L'ONG américaine EFF vient d'achever l'analyse de plusieurs logiciels de messagerie instantanée afin d'ausculter leur niveau de sécurité et la qualité de la confidentialité qu'ils proposent pour les communications. Bilan, les outils les plus appréciés par les internautes pour discuter offrent une protection minimale... voire inexistante.

Suite aux révélations d'Edward Snowden sur la surveillance des réseaux de télécommunications par les agences de renseignement occidentales, les internautes sont nombreux à vouloir renforcer la confidentialité de leurs activités sur Internet. Toutefois, beaucoup d'entre eux ne savent pas forcément quels sont les logiciels recommandés pour protéger sa vie privée.

C'est pourquoi des initiatives comme PRISM Break sont très vite apparues pour aider les usagers à s'orienter en fonction de leurs besoins. S'il est sans doute impossible d'échapper complètement à l'espionnage électronique, surtout s'il est ciblé, les solutions proposées sur PRISM Break permettent au moins de limiter la surveillance de masse, qui a tendance à suivre tout et n'importe quoi.

Ce travail vient aussi d'être mené par l'Electronic Frontier Foundation (EFF), une ONG américaine spécialisée dans la défense de la liberté d'expression sur la toile. Mais à la différence de PRISM Break qui ne prend en compte que les logiciels libres, l'EFF a fait le choix de sélectionner aussi les programmes propriétaires, pour que les usagers aient bien conscience de leurs limites.

La sélection de l'EFF ne prétend pas être exhaustive.
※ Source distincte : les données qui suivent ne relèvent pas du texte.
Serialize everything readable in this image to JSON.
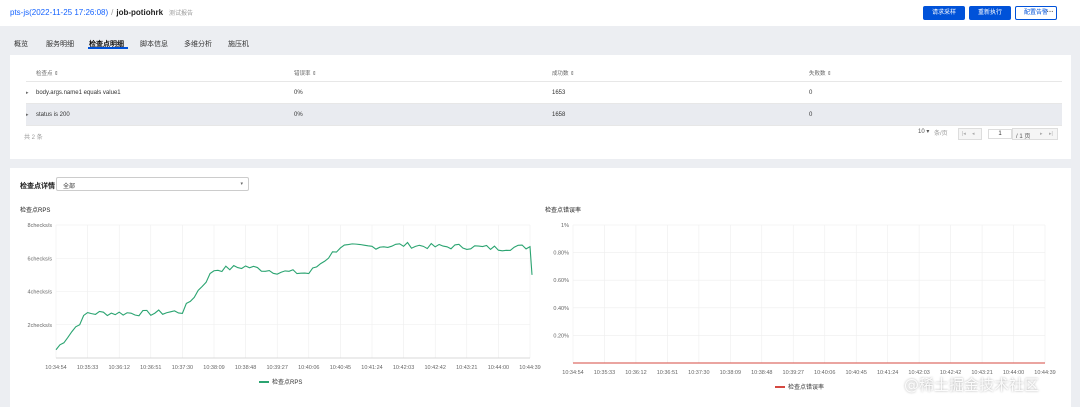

Plusieurs logiciels listés par PRISM Break ne figurent pas dans la sélection de l'ONG américaine, et inversement.

L'analyse de l'EFF a porté sur sept critères :

  • Le message est-il chiffré lorsqu'il circule ?
  • Le message est-il chiffré de sorte qu'il ne peut pas être lu par le fournisseur du service ?
  • L'usager peut-il vérifier l'identité de ses correspondants ?
  • Les anciennes conversations sont-elles protégées si les clés de chiffrement sont volées ?
  • Le code source est-il accessible pour un audit indépendant ?
  • Les mesures de sécurité sont-elles correctement documentées ?
  • Le code source a-t-il été ausculté ?

Résultat des courses, six logiciels ont remporté la note maximale. Il s'agit de ChatSecure + Orbot, CryptoCat, Signal / RedPhone, Silent Phone, Silent Text, TextSecure. En revanche, deux autres ratent complètement l'examen en n'ayant pas le moindre point. Il s'agit de QQ, un service de messagerie instantanée propriétaire développée par une firme chinoise, et de Mxit, un logiciel sud-africain.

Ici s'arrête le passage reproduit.